SchlossLab/mikropml

Need function to compare models

Closed this issue · 5 comments

Would be nice to have a function that we can give two models and it outputs a p-value. @BTopcuoglu had something like this in her mBio paper repository. Here's what @courtneyarmour has modified for use with mikropml...

library(tidyverse)
library(mosaic)

# function to calculate pvalues
perm_p_value_cond <- function(data, cond_name_1, cond_name_2){
  # subset results to select AUC and condition columns and
  # filter to only the two conditions of interest
  test_subsample <- data %>%
    select(AUC,condition) %>%
    filter((condition == cond_name_1 | condition == cond_name_2))
  # quantify the absolute value of the difference in mean AUC between the two conditions (observed difference)
  obs <- abs(diff(mosaic::mean(AUC ~ condition, data = test_subsample)))
  # use mosaic to shuffle condition labels and calculate difference in mean AUC - repeat 10,000 times
  auc.null <- do(10000) * diff(mosaic::mean(AUC ~ shuffle(condition), data = test_subsample))
  n <- length(auc.null[,1]) #number of shuffled calculations
  # r = #replications at least as extreme as observed effect
  r <- sum(abs(auc.null[,1]) >= obs) #count number of shuffled differences as big or bigger than observed difference
  # compute Monte Carlo p-value with correction (Davison & Hinkley, 1997)
  p.value=(r+1)/(n+1)
  return(p.value)
}

# example input data
data <- read_csv("./example_data.csv")

# conditions to compare
conditions <- c("conditionA","conditionB","conditionC")

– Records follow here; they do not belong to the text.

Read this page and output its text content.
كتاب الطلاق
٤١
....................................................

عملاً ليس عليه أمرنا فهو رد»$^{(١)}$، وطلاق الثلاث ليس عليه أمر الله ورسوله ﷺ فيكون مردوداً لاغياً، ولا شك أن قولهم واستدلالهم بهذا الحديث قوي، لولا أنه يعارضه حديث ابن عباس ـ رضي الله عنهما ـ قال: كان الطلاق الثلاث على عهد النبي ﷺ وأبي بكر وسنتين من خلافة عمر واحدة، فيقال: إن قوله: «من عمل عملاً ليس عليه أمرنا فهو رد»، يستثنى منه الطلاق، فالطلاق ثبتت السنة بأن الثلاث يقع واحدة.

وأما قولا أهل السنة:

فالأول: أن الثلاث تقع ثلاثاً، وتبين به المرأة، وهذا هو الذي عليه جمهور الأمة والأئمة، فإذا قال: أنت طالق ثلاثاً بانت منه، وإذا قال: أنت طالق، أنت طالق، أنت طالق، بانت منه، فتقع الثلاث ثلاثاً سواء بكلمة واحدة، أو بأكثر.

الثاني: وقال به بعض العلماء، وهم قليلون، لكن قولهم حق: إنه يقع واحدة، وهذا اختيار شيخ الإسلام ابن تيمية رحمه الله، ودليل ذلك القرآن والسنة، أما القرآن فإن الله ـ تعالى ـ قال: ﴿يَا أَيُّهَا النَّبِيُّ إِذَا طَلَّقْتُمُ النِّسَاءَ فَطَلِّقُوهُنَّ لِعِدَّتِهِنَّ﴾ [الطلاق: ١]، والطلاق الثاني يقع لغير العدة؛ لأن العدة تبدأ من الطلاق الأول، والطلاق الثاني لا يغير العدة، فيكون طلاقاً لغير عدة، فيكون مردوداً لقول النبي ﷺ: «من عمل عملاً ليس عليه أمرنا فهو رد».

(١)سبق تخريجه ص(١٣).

# generate table of all pairwise comparisons
p.table.condition <- NULL
p.table.condition <- expand_grid(x=1:length(conditions),
                                 y=1:length(conditions),
                                 ) %>%
  filter(x < y) %>%
  mutate(condition1 = conditions[x], condition2 = conditions[y]) %>%
  select(-x, -y) %>%
  group_by(condition1, condition2) %>%
  summarize(p_value = perm_p_value_cond(data,condition1,condition2),
            .groups="drop")
write_csv(p.table.condition,"./pvalues_by_condition.csv")

perm_p_value_cond is probably close to what we need. Is this in scope for mikropml?

Great, we should be able to adapt @courtneyarmour's code and incorporate it in the package. It sounds in-scope to me!

Do you want to take a stab at this @courtneyarmour? There are a few things that should probably be changed in this code before incorporation into mikropml:

  • If you write a few unit tests with input and expected output, that would make it easier for anyone to work on this.
  • It'd be ideal if it didn't add a new dependency (mosaic). In get_feature_importance(), we implemented a permutation test with future.apply functions, so this could use a similar approach to allow for parallel processing.
  • Need to use package::function() syntax when referring to functions except for those in mikropml or base R.
  • No magic numbers. There should probably be a parameter called nperms with a default value of 10000.
  • We mostly adhere to the tidyverse styleguide, so:
    • Underscores (_) are preferred over dots (.) to separate words in variable names.
    • Variable names should be descriptive. Only in rare cases are single-letter variable names okay.
    • Function names should start with a verb.
    • Use tidyverse functions instead of base R when working with data frames.
    • Avoid using reserved words like data.

sounds good, I'll give it a go

@kelly-sovacool should this go in a new R script or is there an existing script it can be added to?

@courtneyarmour I would probably put it in a new R script. Maybe compare_models.R? They're just named & organized topically.